Because hormones operate like a finely tuned orchestra, supporting your overall health will naturally help balance your androgens. Here are four science-backed, food-first strategies to naturally support healthy testosterone levels:
Prioritise Dietary Fats & Zinc
Hormones are literally made from cholesterol. If your diet is too low in healthy fats, your body won’t have the raw building blocks it needs to produce testosterone.
- Action Step: Include avocados, extra virgin olive oil, wild-caught salmon, nuts, and seeds in your daily meals.
- Focus on Zinc: Zinc is a critical mineral for androgen synthesis. Ensure you’re getting enough via pumpkin seeds, grass-fed beef, oysters, and chickpeas.

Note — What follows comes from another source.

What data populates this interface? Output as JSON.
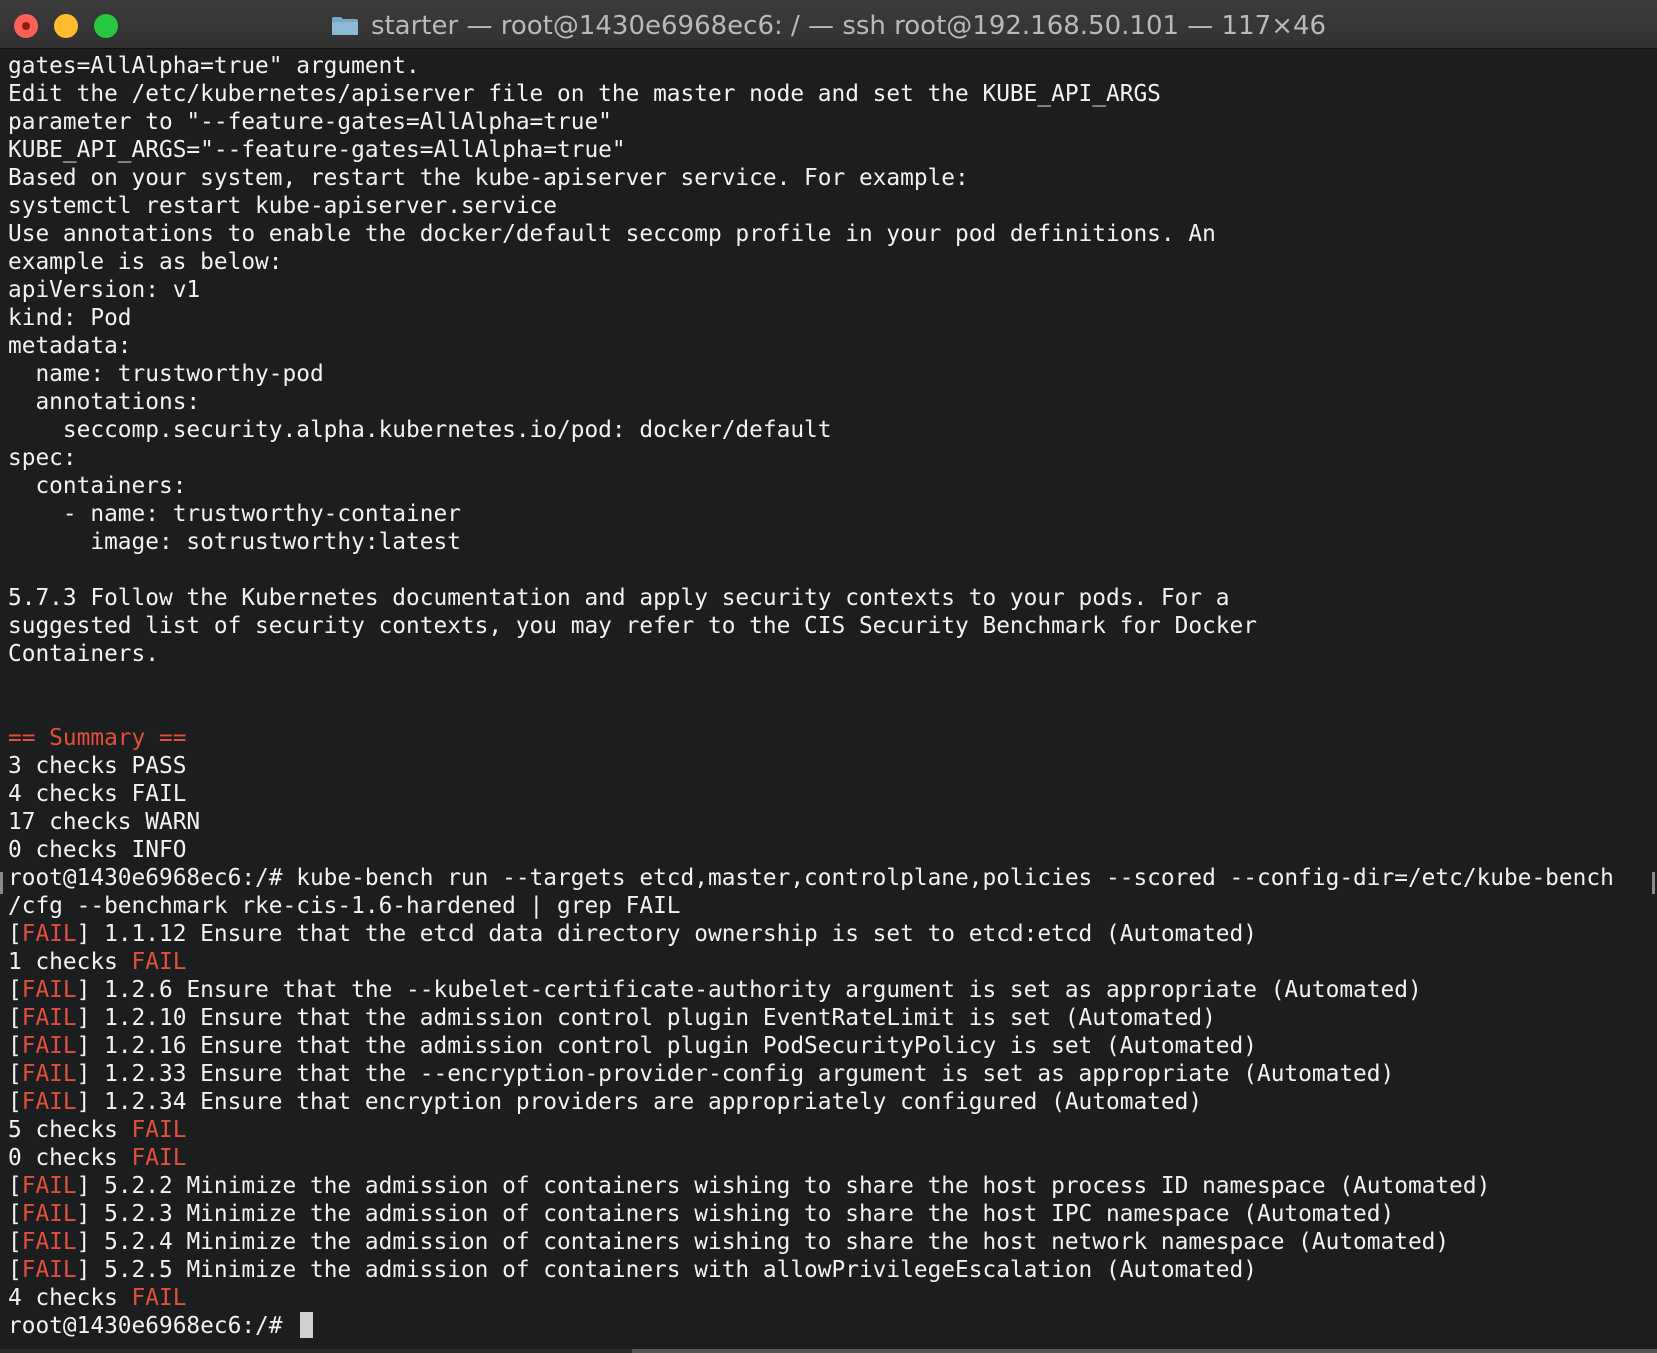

Tame the Stress Response (Cortisol Calm)
Your adrenal glands produce a significant chunk of your testosterone. When you are chronically stressed, your body prioritises making stress hormones like cortisol over sex hormones like progesterone and testosterone.
- Action Step: Create a daily “stress boundary.” Whether it’s 10 minutes of focused breathing, a walk in nature without your phone, or a warm bath, lowering cortisol tells your brain it’s safe to produce vitality hormones again.
Eat to Balance Your Blood Sugar
Insulin resistance (when your cells stop responding well to insulin, causing blood sugar spikes) wreaks havoc on female hormones. For some women, high insulin spikes testosterone abnormally (as seen in PCOS/PMOS), while for others, metabolic stress causes it to plummet.
- Action Step: Build your meals around the “Fab Three”: a clean protein source, a healthy fat, and fibre-rich vegetables. This stabilises your blood glucose, keeping your endocrine system stable.
Lift Weights (And Put Heavy Things Down)
Resistance training is one of the most effective, clinically proven ways to signal your body to produce more testosterone.
- Action Step: Swap out some of your prolonged cardio sessions for 2–3 days of strength training per week. Focus on compound movements that use large muscle groups, like squats, deadlifts, or chest presses.
Your Next Steps
If you are struggling with low energy, stubborn weight gain, or a flat mood, your testosterone levels are a piece of the puzzle worth investigating.
Consider partnering with an advanced nutritional therapist who can run a comprehensive hormone panel (like a serum blood test or a DUTCH dried urine test). By looking at the whole picture, your stress, your gut health, and your nutrition, you can reclaim your energy, your focus, and your strength from the inside out.